Posted by Dr. Bob on August 10, 2006, at 11:00:24
In reply to Re: blocks and support » Dr. Bob, posted by Estella on August 9, 2006, at 0:29:34
> So now the controversy would be over:
> 1) How you type offences.
> 2) How you measure whether blocking people for a type generally tends to facilitate support or not.
I agree, those could be controversial. :-)
> I think that being too quick to block some of those doesn't faciliate learning, it facilitates people going 'well f*ck you'. I've been here for a while now... Am I 'unlearning' over time? If blocks are anything to go by then I seem to be...
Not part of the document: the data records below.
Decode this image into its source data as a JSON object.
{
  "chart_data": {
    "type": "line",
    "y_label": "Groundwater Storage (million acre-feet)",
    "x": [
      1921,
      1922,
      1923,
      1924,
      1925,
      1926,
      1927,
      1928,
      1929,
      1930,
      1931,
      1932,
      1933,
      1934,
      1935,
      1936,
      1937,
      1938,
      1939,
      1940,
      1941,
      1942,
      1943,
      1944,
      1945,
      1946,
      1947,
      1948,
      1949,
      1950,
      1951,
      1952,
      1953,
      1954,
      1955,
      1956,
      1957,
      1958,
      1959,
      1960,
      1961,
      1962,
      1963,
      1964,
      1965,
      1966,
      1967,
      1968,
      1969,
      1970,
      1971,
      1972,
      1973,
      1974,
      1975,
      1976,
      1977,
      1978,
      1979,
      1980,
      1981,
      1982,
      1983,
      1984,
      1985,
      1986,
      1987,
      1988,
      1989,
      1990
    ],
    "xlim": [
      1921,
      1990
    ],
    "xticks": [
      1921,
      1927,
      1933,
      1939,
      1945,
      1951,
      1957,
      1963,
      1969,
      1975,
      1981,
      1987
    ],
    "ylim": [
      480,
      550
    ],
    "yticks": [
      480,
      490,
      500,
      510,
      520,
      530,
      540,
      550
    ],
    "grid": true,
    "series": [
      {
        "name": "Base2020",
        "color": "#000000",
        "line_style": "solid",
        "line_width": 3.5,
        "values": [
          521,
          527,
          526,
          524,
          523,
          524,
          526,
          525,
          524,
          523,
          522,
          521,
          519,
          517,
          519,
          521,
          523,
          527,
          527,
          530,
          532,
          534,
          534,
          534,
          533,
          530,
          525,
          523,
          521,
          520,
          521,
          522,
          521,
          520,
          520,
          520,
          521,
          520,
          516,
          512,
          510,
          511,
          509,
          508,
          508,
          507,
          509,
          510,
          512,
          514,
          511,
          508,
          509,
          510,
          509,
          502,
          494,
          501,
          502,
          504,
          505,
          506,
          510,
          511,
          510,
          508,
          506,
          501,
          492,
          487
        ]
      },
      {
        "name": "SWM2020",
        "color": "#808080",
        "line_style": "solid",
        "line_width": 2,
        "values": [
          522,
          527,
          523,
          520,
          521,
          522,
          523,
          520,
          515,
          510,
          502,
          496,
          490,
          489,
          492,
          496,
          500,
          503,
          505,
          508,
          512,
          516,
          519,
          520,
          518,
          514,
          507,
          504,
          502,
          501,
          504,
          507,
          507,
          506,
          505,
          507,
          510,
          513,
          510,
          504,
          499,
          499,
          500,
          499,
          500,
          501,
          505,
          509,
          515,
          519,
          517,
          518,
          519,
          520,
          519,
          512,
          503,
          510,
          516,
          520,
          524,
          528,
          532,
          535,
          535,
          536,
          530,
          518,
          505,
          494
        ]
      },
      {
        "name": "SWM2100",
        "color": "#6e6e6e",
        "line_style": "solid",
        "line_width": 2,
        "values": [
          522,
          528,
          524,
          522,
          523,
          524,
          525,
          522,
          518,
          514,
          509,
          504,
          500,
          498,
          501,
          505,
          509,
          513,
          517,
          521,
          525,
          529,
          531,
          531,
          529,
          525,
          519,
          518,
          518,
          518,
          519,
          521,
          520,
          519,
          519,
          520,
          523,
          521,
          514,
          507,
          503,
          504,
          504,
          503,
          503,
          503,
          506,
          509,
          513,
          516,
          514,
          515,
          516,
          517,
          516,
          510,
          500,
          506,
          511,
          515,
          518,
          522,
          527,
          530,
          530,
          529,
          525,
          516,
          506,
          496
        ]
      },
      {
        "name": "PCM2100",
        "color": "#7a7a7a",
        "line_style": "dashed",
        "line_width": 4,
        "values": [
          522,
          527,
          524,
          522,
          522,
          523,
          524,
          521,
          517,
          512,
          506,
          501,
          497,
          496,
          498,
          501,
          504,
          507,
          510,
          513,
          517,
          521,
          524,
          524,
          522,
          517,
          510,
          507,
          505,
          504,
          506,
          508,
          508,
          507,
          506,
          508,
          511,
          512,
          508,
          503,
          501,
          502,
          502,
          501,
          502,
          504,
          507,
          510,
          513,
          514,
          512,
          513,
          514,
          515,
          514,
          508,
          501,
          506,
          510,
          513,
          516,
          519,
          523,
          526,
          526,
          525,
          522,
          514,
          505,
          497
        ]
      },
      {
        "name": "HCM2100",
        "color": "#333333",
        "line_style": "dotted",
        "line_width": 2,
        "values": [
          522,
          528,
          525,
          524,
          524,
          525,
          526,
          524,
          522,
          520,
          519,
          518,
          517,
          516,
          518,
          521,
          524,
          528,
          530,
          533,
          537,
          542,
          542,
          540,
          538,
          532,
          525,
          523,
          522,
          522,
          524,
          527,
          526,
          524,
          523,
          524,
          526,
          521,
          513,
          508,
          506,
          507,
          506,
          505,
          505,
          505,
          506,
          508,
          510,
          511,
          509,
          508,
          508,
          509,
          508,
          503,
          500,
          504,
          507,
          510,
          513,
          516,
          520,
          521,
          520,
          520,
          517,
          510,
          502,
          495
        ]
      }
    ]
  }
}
I agree, blocks doesn't always have the desired effect. Learning is part of it, but other factors influence behavior, too.
> > Well, one step at a time?
> Sure. I hope you don't mind if I keep trying to push you into (what I perceive to be) the right general direction, however...
Please do, pushing keeps us from going too far off course, and a lot of pushing can be necessary when the boat's this big.
> Main Entry: cri·tique
> a critical estimate or discussion
> I agree there can be a fine line. I think we should be able to critique policies and ideologies and institutions *on the politics board*. I agree that we shouldn't accuse politicians or posters, however. It can be a fine line.
What if any critiques needed to be constructive?
> > how long someone's blocked for doesn't depend just on the current "offence"...
> Borderline offences can accumulate too...
Right, and IMO an accumulation is different than a single one.
> > If the subgroups were people who supported my decision and those who supported the blocked poster, I think it would be different.
> Different how?
I'm not sure how to explain it. I guess I think it's inevitably more adversarial if one subgroup says x is good and another says x is bad. Because good and bad are (easily seen as) incompatible.
But if one says x is good and another says y is good, those aren't necessarily contradictory positions. So it's easier to get along.
> > I think it's inevitably an ongoing issue, how to coexist.
> Though when you block people it isn't about coexisting. It is about a person being excluded (that might not be your intention but that is a consequence).
It's both, it's about somebody being excluded because their behavior isn't, IMO, conducive to coexisting.